Let’s back up for a minute . . . Years ago, when I started conducting research as a college student after school, at the age of 18, I was an eager fledgling interviewer. I followed questionnaire flow charts, reading the questions verbatim, exactly as they were written, exactly as I was instructed to do, so that the data would be predictive. I was soaking it all in, learning. Such a perfect job for someone who had been asking why since she was able to talk.
After administering hundreds of questionnaires - in the right way I was trained to read them - I began to look at the questions themselves. I wondered about them because some I thought might give answers that could actually be misleading to the analyst. This was at the same time I was studying validity and reliability of instruments in my psychometric classes in college.
Over the years and through a combination of experience layered over learning I’ve discovered some critical factors in designing research studies to get at the truth.
I learned a number of things which made me rethink how to structure and ask questions, and how to gain cooperation.
1. You can get people to answer virtually any question. However, that doesn’t mean you’ve asked the right question or attained real information you can use in your communications.
2. What you learn in a quantitative study may or may not be verified when actually talking to the respondent.

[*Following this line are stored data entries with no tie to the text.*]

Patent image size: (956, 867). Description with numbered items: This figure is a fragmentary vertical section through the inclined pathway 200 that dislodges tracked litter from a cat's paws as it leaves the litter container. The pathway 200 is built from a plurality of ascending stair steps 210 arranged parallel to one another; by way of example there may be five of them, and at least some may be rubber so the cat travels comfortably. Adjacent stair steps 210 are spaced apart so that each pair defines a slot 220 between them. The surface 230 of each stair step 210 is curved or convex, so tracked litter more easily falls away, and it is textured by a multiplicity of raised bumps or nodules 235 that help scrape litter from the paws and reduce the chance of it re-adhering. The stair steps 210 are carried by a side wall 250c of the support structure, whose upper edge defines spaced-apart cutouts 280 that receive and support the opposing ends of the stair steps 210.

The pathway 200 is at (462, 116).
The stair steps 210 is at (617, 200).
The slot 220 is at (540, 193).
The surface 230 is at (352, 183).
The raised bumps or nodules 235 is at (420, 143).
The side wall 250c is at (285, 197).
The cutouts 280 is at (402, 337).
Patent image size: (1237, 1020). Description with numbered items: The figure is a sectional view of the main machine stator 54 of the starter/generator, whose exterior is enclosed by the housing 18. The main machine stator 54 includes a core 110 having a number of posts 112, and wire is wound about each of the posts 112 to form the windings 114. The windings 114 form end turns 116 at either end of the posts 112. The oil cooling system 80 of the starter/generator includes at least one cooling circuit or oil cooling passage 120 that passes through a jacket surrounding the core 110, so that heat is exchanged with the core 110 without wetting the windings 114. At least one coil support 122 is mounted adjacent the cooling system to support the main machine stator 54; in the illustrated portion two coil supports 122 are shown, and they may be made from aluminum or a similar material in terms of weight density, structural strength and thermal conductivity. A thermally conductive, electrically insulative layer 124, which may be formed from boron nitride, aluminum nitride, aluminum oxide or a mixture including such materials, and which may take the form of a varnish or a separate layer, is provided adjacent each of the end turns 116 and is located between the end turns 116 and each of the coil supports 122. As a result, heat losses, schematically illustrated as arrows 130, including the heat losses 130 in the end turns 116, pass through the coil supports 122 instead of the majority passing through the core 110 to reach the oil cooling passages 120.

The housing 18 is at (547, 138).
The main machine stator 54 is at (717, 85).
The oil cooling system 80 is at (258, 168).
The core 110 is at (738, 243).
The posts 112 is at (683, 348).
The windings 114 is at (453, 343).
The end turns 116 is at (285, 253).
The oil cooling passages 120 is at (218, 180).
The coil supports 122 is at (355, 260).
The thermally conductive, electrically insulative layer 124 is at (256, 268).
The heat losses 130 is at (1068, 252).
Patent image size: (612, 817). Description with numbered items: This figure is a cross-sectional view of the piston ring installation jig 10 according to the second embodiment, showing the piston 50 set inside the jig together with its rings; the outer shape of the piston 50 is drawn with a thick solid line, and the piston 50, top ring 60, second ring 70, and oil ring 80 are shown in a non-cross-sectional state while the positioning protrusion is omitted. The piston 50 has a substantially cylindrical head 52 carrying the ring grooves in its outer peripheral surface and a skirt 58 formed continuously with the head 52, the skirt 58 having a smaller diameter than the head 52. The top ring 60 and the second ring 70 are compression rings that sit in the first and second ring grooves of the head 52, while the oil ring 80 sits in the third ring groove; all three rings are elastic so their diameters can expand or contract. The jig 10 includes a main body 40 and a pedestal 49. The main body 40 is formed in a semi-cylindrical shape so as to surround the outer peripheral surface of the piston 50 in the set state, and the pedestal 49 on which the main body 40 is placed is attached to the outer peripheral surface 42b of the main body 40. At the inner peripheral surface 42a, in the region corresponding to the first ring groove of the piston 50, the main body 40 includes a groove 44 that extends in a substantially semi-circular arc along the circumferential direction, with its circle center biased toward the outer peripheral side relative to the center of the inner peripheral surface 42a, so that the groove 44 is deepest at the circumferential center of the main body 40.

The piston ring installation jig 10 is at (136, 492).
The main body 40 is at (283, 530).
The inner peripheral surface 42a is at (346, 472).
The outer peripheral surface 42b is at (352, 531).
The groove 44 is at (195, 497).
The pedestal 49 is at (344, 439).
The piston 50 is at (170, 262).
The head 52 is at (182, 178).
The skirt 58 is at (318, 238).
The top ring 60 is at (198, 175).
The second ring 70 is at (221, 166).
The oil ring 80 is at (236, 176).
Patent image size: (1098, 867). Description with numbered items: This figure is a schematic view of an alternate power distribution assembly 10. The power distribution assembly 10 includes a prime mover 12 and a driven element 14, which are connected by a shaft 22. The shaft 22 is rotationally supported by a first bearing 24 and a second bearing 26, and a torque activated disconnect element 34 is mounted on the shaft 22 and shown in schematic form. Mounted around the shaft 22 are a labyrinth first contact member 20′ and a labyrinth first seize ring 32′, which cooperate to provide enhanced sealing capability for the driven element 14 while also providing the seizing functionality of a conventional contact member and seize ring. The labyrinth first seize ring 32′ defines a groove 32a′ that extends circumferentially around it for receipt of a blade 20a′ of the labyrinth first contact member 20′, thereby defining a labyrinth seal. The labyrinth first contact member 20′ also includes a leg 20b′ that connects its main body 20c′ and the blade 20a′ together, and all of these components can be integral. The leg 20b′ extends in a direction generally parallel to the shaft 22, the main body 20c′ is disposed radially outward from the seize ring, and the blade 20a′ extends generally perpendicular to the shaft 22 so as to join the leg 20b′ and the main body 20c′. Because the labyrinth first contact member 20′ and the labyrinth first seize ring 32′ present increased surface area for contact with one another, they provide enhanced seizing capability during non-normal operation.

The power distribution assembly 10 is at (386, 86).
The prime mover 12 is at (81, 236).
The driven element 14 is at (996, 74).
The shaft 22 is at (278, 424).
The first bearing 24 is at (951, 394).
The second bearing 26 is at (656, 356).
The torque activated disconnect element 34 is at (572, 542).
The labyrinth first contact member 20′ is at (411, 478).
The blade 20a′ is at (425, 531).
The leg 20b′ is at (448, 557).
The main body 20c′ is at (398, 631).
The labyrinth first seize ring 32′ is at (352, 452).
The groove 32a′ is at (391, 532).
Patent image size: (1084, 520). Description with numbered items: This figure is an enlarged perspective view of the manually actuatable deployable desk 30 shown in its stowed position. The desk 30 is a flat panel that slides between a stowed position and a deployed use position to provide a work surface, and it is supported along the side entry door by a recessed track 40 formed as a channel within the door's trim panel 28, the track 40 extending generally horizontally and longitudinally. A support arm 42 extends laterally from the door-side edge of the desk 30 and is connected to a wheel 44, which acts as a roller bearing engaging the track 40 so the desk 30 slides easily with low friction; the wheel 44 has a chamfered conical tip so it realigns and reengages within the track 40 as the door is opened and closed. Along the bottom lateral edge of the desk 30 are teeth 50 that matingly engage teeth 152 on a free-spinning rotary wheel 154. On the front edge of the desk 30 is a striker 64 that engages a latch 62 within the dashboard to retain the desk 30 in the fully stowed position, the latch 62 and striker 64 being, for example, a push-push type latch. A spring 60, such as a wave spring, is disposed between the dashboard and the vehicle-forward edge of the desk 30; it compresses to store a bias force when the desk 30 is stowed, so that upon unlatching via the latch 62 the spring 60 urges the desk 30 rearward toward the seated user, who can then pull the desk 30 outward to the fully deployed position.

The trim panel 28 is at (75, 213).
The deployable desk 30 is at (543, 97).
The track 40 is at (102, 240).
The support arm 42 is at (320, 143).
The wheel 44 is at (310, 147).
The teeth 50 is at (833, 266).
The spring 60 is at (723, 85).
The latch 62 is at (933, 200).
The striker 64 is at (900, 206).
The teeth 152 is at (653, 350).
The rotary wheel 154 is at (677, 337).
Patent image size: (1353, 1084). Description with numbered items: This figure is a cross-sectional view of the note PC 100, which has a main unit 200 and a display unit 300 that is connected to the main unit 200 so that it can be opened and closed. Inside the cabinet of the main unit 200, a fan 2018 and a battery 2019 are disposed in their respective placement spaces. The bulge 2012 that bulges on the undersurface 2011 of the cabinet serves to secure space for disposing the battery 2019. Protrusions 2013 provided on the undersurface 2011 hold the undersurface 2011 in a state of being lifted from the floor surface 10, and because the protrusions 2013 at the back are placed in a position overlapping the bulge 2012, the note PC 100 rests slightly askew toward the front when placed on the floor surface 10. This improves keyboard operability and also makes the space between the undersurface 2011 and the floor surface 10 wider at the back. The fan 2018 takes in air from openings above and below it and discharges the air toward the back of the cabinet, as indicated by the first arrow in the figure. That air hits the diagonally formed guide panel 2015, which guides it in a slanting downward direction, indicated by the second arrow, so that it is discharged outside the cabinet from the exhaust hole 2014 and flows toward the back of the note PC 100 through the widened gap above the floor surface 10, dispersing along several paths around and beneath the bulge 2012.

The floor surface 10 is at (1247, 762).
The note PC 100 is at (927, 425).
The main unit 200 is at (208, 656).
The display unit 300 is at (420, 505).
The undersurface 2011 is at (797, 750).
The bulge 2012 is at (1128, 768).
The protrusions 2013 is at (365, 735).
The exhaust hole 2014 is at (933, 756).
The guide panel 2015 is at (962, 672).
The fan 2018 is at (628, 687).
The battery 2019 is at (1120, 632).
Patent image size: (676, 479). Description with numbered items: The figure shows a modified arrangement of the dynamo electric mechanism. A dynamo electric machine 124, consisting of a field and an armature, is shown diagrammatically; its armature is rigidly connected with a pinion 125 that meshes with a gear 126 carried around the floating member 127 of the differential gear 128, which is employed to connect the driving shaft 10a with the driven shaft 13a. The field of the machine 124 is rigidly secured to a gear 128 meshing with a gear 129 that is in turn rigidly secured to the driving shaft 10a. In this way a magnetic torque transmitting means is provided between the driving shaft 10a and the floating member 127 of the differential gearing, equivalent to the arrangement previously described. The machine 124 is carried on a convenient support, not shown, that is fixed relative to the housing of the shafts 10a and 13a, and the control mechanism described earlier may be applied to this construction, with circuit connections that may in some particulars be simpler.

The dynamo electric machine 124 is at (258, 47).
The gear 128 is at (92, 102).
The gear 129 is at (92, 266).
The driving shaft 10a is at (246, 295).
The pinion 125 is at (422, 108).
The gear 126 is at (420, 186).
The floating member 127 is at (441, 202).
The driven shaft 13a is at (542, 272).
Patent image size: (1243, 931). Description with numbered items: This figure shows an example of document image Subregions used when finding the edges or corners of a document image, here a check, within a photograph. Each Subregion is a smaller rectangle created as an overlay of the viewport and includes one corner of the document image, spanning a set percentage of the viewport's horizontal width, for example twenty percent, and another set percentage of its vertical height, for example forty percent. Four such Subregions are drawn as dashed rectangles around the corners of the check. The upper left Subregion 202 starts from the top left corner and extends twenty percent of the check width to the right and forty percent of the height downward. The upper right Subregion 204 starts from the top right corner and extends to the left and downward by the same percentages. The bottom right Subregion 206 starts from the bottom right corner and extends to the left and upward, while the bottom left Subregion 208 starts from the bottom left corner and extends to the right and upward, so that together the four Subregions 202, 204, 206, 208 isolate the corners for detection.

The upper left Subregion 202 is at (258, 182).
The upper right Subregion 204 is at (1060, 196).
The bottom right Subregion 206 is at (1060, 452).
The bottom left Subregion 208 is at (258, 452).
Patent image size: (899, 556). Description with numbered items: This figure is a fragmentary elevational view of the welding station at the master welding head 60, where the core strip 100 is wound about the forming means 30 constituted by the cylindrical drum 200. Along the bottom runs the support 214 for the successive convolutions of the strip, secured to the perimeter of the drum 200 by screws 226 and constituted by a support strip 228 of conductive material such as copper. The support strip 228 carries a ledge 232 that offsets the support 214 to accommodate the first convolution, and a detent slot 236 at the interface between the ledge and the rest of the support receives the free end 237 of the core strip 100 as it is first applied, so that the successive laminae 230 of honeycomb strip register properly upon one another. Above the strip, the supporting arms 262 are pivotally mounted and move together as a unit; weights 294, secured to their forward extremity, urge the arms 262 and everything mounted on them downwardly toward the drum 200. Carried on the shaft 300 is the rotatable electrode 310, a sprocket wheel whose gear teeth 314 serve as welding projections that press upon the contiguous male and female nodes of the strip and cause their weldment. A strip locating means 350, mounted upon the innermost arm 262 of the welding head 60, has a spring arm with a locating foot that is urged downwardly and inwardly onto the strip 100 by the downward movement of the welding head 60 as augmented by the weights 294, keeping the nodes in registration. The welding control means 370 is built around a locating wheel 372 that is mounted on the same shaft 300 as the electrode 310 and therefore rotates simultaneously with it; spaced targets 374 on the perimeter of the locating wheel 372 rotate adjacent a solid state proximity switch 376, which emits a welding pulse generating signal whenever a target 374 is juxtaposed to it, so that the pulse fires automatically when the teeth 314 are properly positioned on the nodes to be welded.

What is intended in the question may not be how the respondee understands it. Further, one of the most frustrating things to deal with is replicating quantitative segments in the real world. It’s possible to create an algorithm that seems like it makes sense, but then when you try to find the people that match this “type” it’s like finding a needle in a haystack. Not a very large marketing segment for profits.
3. People Rarely Tell You What They’re Really Thinking – on line, on the phone or especially when they first meet you and want to make the right impression – whatever that may be – I’m a nice guy who will make you feel great about what you show me vs. Hey, you can’t put anything over on me. I’m intelligently suspicious and distrustful. Compliant types may “yes, you” ad nauseum; while defiant ones will second guess you to death. More importantly, if you do not recognize and adjust your approach with this knowledge in mind, you won’t be able to predict the truth.
4. Might is more often Right. Not in the way you might think, however. When you ask for an answer to a hard question, particularly when asking “why,” you take the pressure off by asking what it might be rather than asking “why did you . . .” The truth is, most often, people don’t really know why. They can make up an answer but the real reason resides beneath the surface, beneath the social censor. When you “ask what might it be” you give permission to speculate and ultimately reveal more of the true self.
5. How a “no” can be a “yes.” Not sure if you realize this or not, but most people are starved to say no. We were forced to say yes as kids in our families and in school. Still happens at work and in our communities. So when given an opportunity to express our “No” it’s hard not to. When inviting people to do imagery based exercises that might make them a little uncomfortable, especially if I want them to close their eyes so they can get into their own creative process, I’ve learned that I get more cooperation if I invite a No that’s actually a yes. During a group I might say, “Does anyone have an objection to closing your eyes for this exercise?” With very rare exceptions, virtually everyone says, No and I get my Yes to cooperating. Think of all the ways you might use this in your personal life, with kids, significant others, people at work.
6. Trust is the Most Important Factor in Any Dialogue. But how do you establish Trust. Even though the interviewer/moderator has to avoid biasing the interview with their own opinions on the topic at hand, they can and should establish a warm rapport with an instant reveal. It could be as innocuous as a comment like, “Hi. [smile] Wow. These shoes are so tight. Do you mind if I take them off during our talk? Sorry, don’t mean to complain but. [take off shoe].” My experience is that these little human disclosures make you seem so much more human and trustworthy. By doing so, you create instant rapport allowing the interviewee to quickly start to revealing him/herself.